A Drug-Target Network-Based Supervised Machine Learning Repurposing Method Allowing the Use of Multiple Heterogeneous Information Sources

• Published in: Methods in molecular biology (Clifton, N.J.) Vol. 1903; p. 281
• Main Authors: Nascimento, André C A, Prudêncio, Ricardo B C, Costa, Ivan G
• Format: Journal Article
• Language: English
• Published: United States 01.01.2019
• Subjects: Kernel methods; Multiple kernel learning; Supervised machine learning; Drug discovery
• ISSN: 1940-6029
• DOI: 10.1007/978-1-4939-8955-3_17

Drug-target networks have an important role in pharmaceutical innovation, drug lead discovery, and recent drug repositioning tasks.

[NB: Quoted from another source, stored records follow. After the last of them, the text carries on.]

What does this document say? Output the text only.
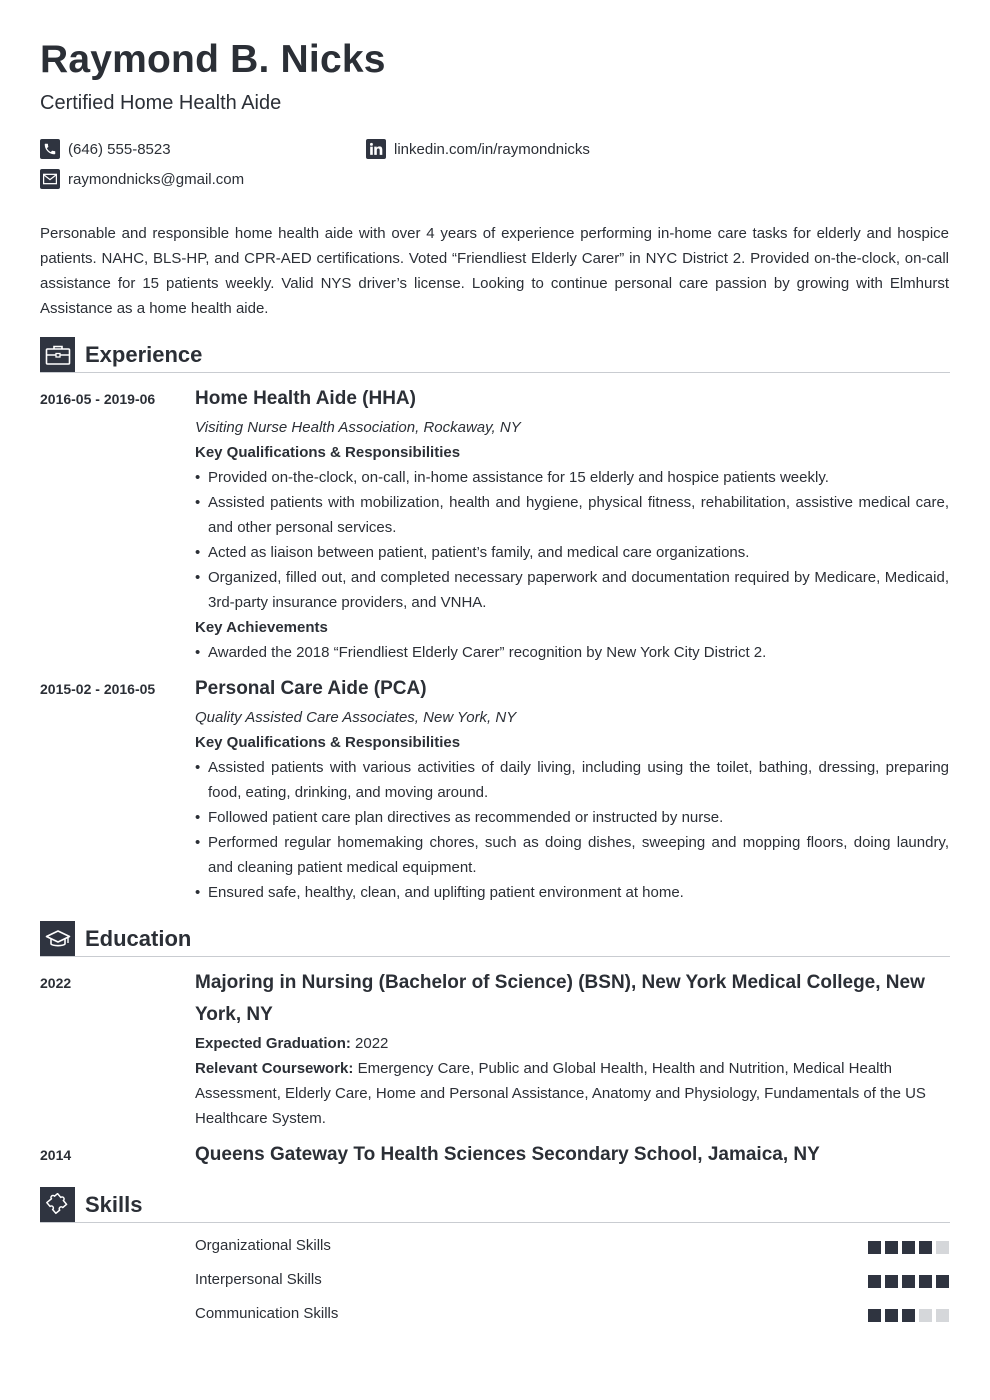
Raymond B. Nicks
Certified Home Health Aide
(646) 555-8523	linkedin.com/in/raymondnicks
raymondnicks@gmail.com
Personable and responsible home health aide with over 4 years of experience performing in-home care tasks for elderly and hospice patients. NAHC, BLS-HP, and CPR-AED certifications. Voted “Friendliest Elderly Carer” in NYC District 2. Provided on-the-clock, on-call assistance for 15 patients weekly. Valid NYS driver’s license. Looking to continue personal care passion by growing with Elmhurst Assistance as a home health aide.
Experience
2016-05 - 2019-06 Home Health Aide (HHA)
Visiting Nurse Health Association, Rockaway, NY
Key Qualifications & Responsibilities
• Provided on-the-clock, on-call, in-home assistance for 15 elderly and hospice patients weekly.
• Assisted patients with mobilization, health and hygiene, physical fitness, rehabilitation, assistive medical care, and other personal services.
• Acted as liaison between patient, patient’s family, and medical care organizations.
• Organized, filled out, and completed necessary paperwork and documentation required by Medicare, Medicaid, 3rd-party insurance providers, and VNHA.
Key Achievements
• Awarded the 2018 “Friendliest Elderly Carer” recognition by New York City District 2.
2015-02 - 2016-05 Personal Care Aide (PCA)
Quality Assisted Care Associates, New York, NY
Key Qualifications & Responsibilities
• Assisted patients with various activities of daily living, including using the toilet, bathing, dressing, preparing food, eating, drinking, and moving around.
• Followed patient care plan directives as recommended or instructed by nurse.
• Performed regular homemaking chores, such as doing dishes, sweeping and mopping floors, doing laundry, and cleaning patient medical equipment.
• Ensured safe, healthy, clean, and uplifting patient environment at home.
Education
2022	Majoring in Nursing (Bachelor of Science) (BSN), New York Medical College, New York, NY
Expected Graduation: 2022
Relevant Coursework: Emergency Care, Public and Global Health, Health and Nutrition, Medical Health Assessment, Elderly Care, Home and Personal Assistance, Anatomy and Physiology, Fundamentals of the US Healthcare System.
2014	Queens Gateway To Health Sciences Secondary School, Jamaica, NY
Skills
Organizational Skills
Interpersonal Skills
Communication Skills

Many different in silico approaches for the identification of new drug-target interactions have been proposed, many of them based on a particular class of machine learning algorithms called kernel methods. These pattern classification algorithms are able to incorporate previous knowledge in the form of similarity functions, i.e., a kernel, and they have been successful in a wide range of supervised learning problems. The selection of the right kernel function and its respective parameters can have a large influence on the performance of the classifier. Recently, multiple kernel learning algorithms have been introduced to address this problem, enabling one to combine multiple kernels into large drug-target interaction spaces in order to integrate multiple sources of biological information simultaneously. The Kronecker regularized least squares with multiple kernel learning (KronRLS-MKL) is a machine learning algorithm that aims at integrating heterogeneous information sources into a single chemogenomic space to predict new drug-target interactions. This chapter describes how to obtain data from heterogeneous sources and how to implement and use KronRLS-MKL to predict new interactions.